Desde a primeira edição destas Lições, sempre sustentamos que o modelo adotado pelo CPC brasileiro não era o mais adequado. Isto porque o Código de Processo Civil, elaborado com base na doutrina então dominante, tratava o processo execução como um processo autônomo em relação ao processo de conhecimento condenatório. Sempre nos pareceu que, por ser uma a pretensão do demandante (receber o bem jurídico que lhe é devido), deveria ser um só processo, dividido em duas fases, uma cognitiva e outra executiva.

Faz-se necessário, portanto, a mudança no procedimento de execução por quantia certa, de forma a unificar, no mesmo processo, cognição e execução, permitindo, assim, que o direito material seja atendido sem a instauração de outra relação processual, diminuindo consideravelmente o caminho para obtenção da tutela jurisdicional.
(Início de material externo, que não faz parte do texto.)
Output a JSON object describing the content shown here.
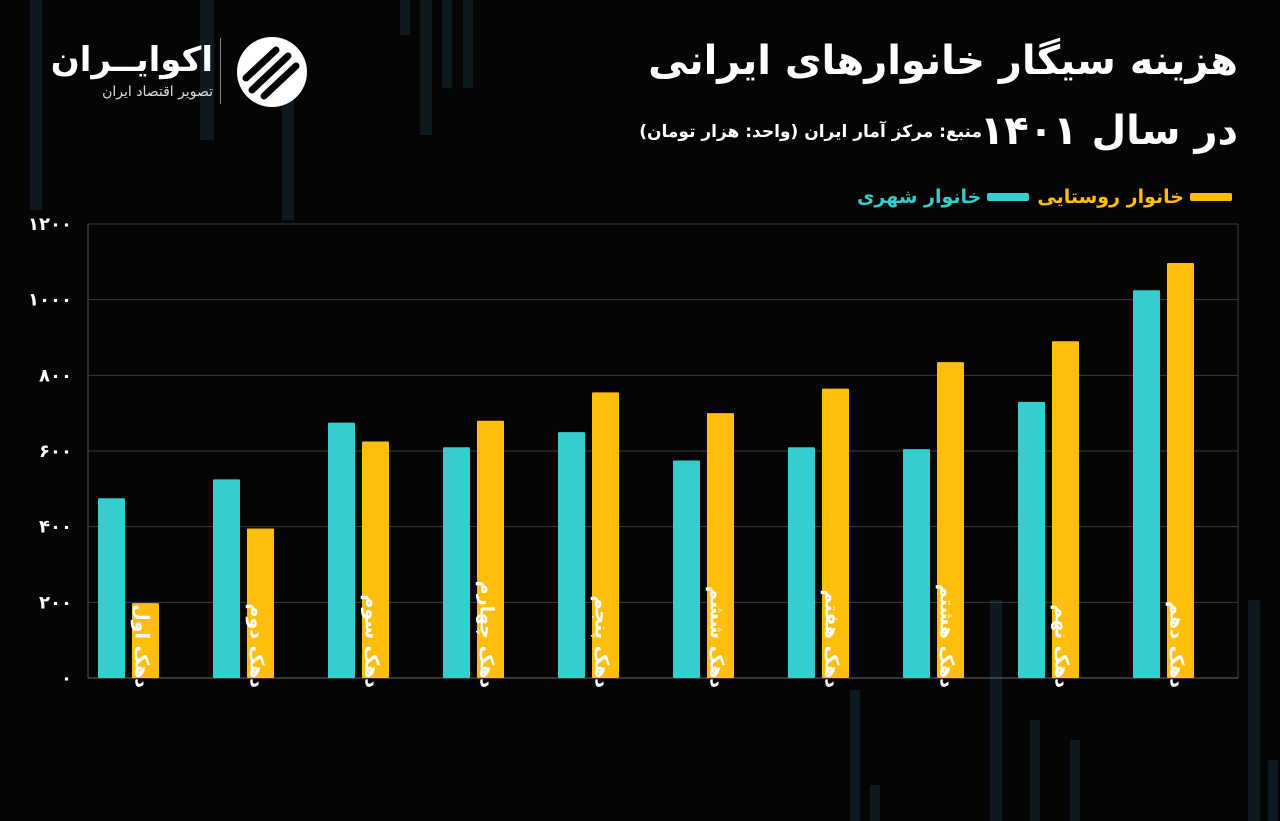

Das colocações acima expostas, denota-se que há um despreendimento ao excesso de formalidades e à relativização de alguns institutos basilares do direito processual, tudo isso com o objetivo de se obter uma tutela jurisdicional plena e num breve espaço de tempo.

3.4. O sincretismo processual e as tutelas mandamental e executiva lato sensu

Não se pretende aqui, reacender a polêmica ainda existente na doutrina no que pertine à classificação da sentença. Sejam consideradas de forma autônoma (classificação quinária) ou como espécies do gênero sentença condenatória (classificação trinária), o fato é que as tutelas mandamental e executiva lato sensu são admitidas no sistema processual pátrio. É por meio delas que se pode compreender o sincretismo processual.

Do provimento mandamental emana uma ordem do juiz, a qual, juntamente com medidas coercitivas, incide sobre o réu a fim de forçá-lo a cumprir a obrigação a que se comprometeu. Como bem observa o processualista paranaense Luiz Guilherme MARINONI, "quando a sentença ordena, visando compelir o réu a cumpri-la, a execução é dita ‘indireta’, já que o direito declarado pela sentença só vai ser efetivamente realizado se a sentença convencer o réu a observá-la".

Significa dizer que o cumprimento da obrigação dependerá da atuação do réu, que será coagido a fazê-lo sob pena de sofrer uma sanção, como é o caso da ordem para expedição de certidão sob pena de multa.

Por outra banda, a sentença executiva lato sensu ou executiva apenas, caracteriza-se pela adoção de medidas executivas de forma incidental no processo de conhecimento, de forma a se obter o resultado prático que o cumprimento da obrigação geraria, independentemente da vontade ou atuação do réu. É o que ocorre na sentença que determina a reintegração de posse.

Pela análise de ambas espécies de provimentos, conclui-se que a concretização da pretensão deduzida em juízo poderá ser efetivada no próprio processo de conhecimento, prescindindo, pois, da instauração de um processo autônomo de execução, que passa a ser considerado como fase subseqüente daquele. Há um processo sincrético, caracterizado pela junção, numa única demanda, de conhecimento e execução.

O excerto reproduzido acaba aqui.